Редакция еженедельника «Московский полдень» располагалась на пятом этаже многоэтажного здания сталинской постройки. Юрий не знал, что здесь было раньше, но теперь здание целиком сдавалось под офисы, разнокалиберные вывески которых в огромном количестве висели по обе стороны от входа. Обычно, попадая сюда, Юрий поднимался наверх по лестнице, не упуская случая дать ногам дополнительную нагрузку, но сегодня его правое колено гнулось крайне неохотно, в голове шумело, и он не стал возражать, когда Светлов по привычке направился к лифту. В результате господин главный редактор наградил его еще одним испытующим взглядом, но так ничего и не спросил — видимо, внешний вид Филатова говорил сам за себя.

На пятом этаже под ноги им легла знакомая ковровая дорожка — основательно вытертая и затоптанная, но все еще отлично глушившая шаги. Всякий раз, проходя по этому коридору, Юрий испытывал ностальгию по тем безвозвратно ушедшим в прошлое временам, когда он работал водителем редакционного микроавтобуса и жил относительно беззаботно. Это чувство усиливалось, когда Юрию приходилось входить в кабинет главного редактора, где ныне обитал Димочка Светлов, а раньше, бывало, сиживал Мирон — Игорь Миронов, весельчак, выпивоха, скандалист, задира, матерый журналист и очень недурной боксер среднего веса. Теперь ничто в этом кабинете не напоминало о Мироне, за исключением разве что громоздкого, огромного, как палуба авианосца, обшарпанного редакторского стола да висевшей на стене любительской черно-белой фотографии, на которой первый редактор «Московского полудня» был изображен на пленэре, возле дымящегося кострища, с пластиковым стаканчиком в одной руке и закопченным шампуром — в другой.
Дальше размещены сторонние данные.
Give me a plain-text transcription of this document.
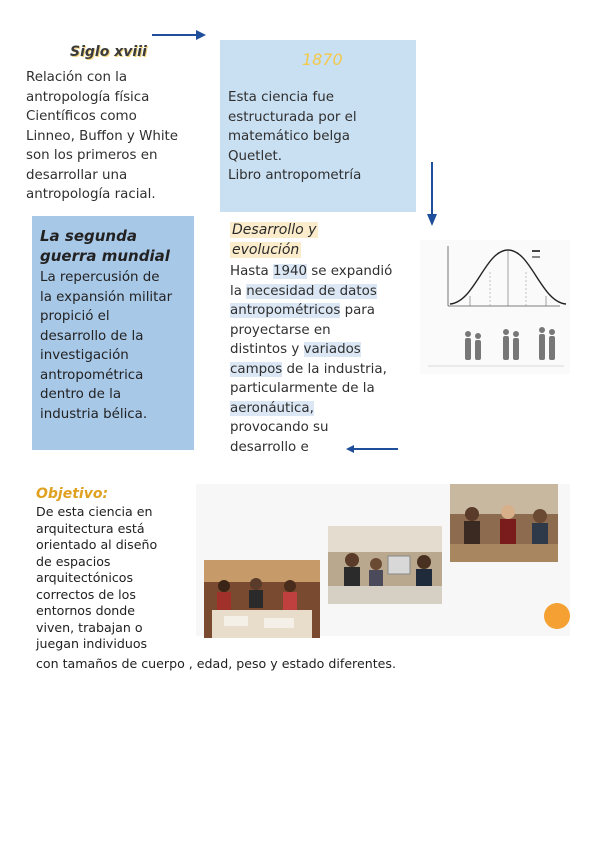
Siglo xviii
Relación con la
antropología física
Científicos como
Linneo, Buffon y White
son los primeros en
desarrollar una
antropología racial.
1870
Esta ciencia fue
estructurada por el
matemático belga
Quetlet.
Libro antropometría
La segunda
guerra mundial
La repercusión de
la expansión militar
propició el
desarrollo de la
investigación
antropométrica
dentro de la
industria bélica.
Desarrollo y
evolución
Hasta 1940 se expandió
la necesidad de datos
antropométricos para
proyectarse en
distintos y variados
campos de la industria,
particularmente de la
aeronáutica,
provocando su
desarrollo e
Objetivo:
De esta ciencia en
arquitectura está
orientado al diseño
de espacios
arquitectónicos
correctos de los
entornos donde
viven, trabajan o
juegan individuos
con tamaños de cuerpo , edad, peso y estado diferentes.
Впрочем, за годы, прошедшие со времени смерти Мирона, изменился не только его кабинет, но и газета, которую он когда-то основал неизвестно на какие деньги. С приходом Димочки Светлова «Московский полдень» не сделался лучше или хуже — он просто стал другим и теперь отличался от прежнего желтого еженедельника так же, как интеллигентный и уравновешенный Димочка отличался от своего предшественника. Мирону во все времена было проще разбить оппоненту морду, чем выиграть судебный процесс о защите чести и достоинства, хотя таких процессов, на которых «Московский полдень» выступал в качестве ответчика, он тоже выиграл немало. Димочка же предпочитал не доводить дело до суда, ограничиваясь, как правило, тем, что загонял разгневанного героя очередной публикации в угол неопровержимыми фактами, из коих следовало, что судебный процесс не принесет ему, герою, ничего, кроме новых неприятностей и огромных расходов. Словом, Димочка Светлов являлся ярким представителем поколения, которое телевизионная реклама именовала «Generaton next», и, наверное, поэтому Юрию так не хватало Мирона — такого же, как он сам, замшелого динозавра. Правда, Мирон, в отличие от Юрия, при жизни ухитрялся скрывать свою замшелость так умело, что Юрий не сразу разглядел в нем родственную душу. А когда разглядел, было уже поздно — Мирон погиб, и за него осталось только отомстить, что и было сделано.